Brooks Koepka’s short game coach, Pete Cowen, won’t deny that his four-time major-winning client has been struggling. But he’s confident there’s a road back to the top.
In a Daily Mail interview on Tuesday, Cowen pulled no punches. First he acknowledged that if he was a racehorse trainer, he’d give his thoroughbred “absolutely no chance!” But golf isn’t horse racing, and Cowen made it clear that Koepka always rallies for big events.
“This is going to be his biggest test yet, because he knows he’s not swinging the club well and he’s not happy with his game. But we all know golf, so let’s see if we can help put him back together again,” Cowen told the Mail.
What a difference a year makes. At last year’s WGC-FedEx St. Jude Classic, Koepka had something of a coronation. He’d just capped off a ridiculous major season with a 4th-place finish at Royal Portrush and arrived in Memphis with a full head of steam. He brushed off talk of a rivalry with Rory McIlroy, showed up to the course just 40 minutes before his final-round tee time and went on to thump McIlroy from the final group, cementing his status as clear world No. 1.
Now? Koepka isn’t even within shouting distance of the world’s top spot. Nay, that spot belongs to Jon Rahm, who acknowledged Tuesday that, “yeah, Brooks is having a hard year right now, he’s not playing his best — but he has won four majors in the last few years.” Ah, yes. Those four.
Koepka, now world No. 6, has gone MC-T62-MC his last three starts. The week before that, he withdrew when his caddie Ricky Elliot tested positive for the coronavirus. Nothing has come easy since the start of this PGA Tour season, when Koepka got stem cell treatment on his knee and tried to return at the CJ Cup before WDing there and ultimately skipping the Presidents Cup, too. He’s made it clear that his knee still isn’t quite right, and it’s showing in his results: Koepka sits at No. 155 in this year’s FedEx Cup standings.
So how does a struggling superstar stage his comeback?
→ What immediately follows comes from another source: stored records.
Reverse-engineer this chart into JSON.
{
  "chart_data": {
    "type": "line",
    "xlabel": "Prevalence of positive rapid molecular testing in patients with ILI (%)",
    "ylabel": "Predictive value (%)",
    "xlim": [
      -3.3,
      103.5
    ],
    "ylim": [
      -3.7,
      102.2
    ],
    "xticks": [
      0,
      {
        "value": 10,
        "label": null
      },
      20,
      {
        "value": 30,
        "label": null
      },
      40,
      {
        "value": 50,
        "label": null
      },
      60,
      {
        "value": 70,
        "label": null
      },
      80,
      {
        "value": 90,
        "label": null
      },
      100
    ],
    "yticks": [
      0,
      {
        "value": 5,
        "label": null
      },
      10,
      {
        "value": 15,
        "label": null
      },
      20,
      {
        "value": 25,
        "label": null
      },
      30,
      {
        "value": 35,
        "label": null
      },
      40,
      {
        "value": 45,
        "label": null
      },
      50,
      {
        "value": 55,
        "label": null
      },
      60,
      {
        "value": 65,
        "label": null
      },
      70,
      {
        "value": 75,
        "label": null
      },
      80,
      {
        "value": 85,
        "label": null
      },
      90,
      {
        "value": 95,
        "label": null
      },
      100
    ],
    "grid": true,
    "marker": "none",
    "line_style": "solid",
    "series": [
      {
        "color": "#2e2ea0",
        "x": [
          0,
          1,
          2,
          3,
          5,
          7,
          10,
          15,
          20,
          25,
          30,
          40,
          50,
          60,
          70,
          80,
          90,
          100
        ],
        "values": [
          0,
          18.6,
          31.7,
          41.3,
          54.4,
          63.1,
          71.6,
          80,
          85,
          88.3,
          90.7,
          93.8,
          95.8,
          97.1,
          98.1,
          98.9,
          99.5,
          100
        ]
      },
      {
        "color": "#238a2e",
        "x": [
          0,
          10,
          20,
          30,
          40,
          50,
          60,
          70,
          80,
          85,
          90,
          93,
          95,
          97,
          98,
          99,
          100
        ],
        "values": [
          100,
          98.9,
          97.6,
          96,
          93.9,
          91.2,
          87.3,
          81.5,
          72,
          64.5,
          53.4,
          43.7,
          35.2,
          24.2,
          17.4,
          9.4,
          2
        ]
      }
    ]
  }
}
According to Cowen, Koepka should take notes from golf’s most famous comebacker.
“It used to be a cliché when Tiger was struggling, he’d tell everyone that he might not be playing well but he was getting there,” Cowen told the Mail. “Brooks needs to think of it in terms of work in progress.”
Thus far, Koepka has differed from the Woods approach of old in one way: his consistent candor. “I just need to play good. I’ve played so bad lately,” he said at last week’s 3M Open. Not something you’d be likely to hear from Woods in his prime. Still, Koepka mixed in plenty of that look-ahead optimism, too.
“I mean, it’s one swing away,” he said. “Everybody knows that golf’s that game where you make one good swing and everything clicks and it’s like, ‘All right, back to normal.’ So I’m just trying to find that and keep battling through it.”
One thing Koepka does have going for him these next two weeks: Good vibes. WGC-Memphis is the site of his three-shot victory, his biggest non-major win. The following week is the PGA Championship, which Koepka has won each of the last two years. He’s developed a reputation for seeing raised stakes and raising his game accordingly. Doing so for this stretch might be his most impressive rise to the challenge yet.
“Everyone has to go through these mental tests but I’ve no doubt he will come through,” Cowen said. “It’s such a funny game, it wouldn’t surprise me if it was this week in Memphis, given he’s got such a good record at that course.”
Maybe just the right place for things to click.
Koepka tees it up alongside Patrick Reed and Viktor Hovland in one of this week’s featured groups when play begins on Thursday at TPC Southwind.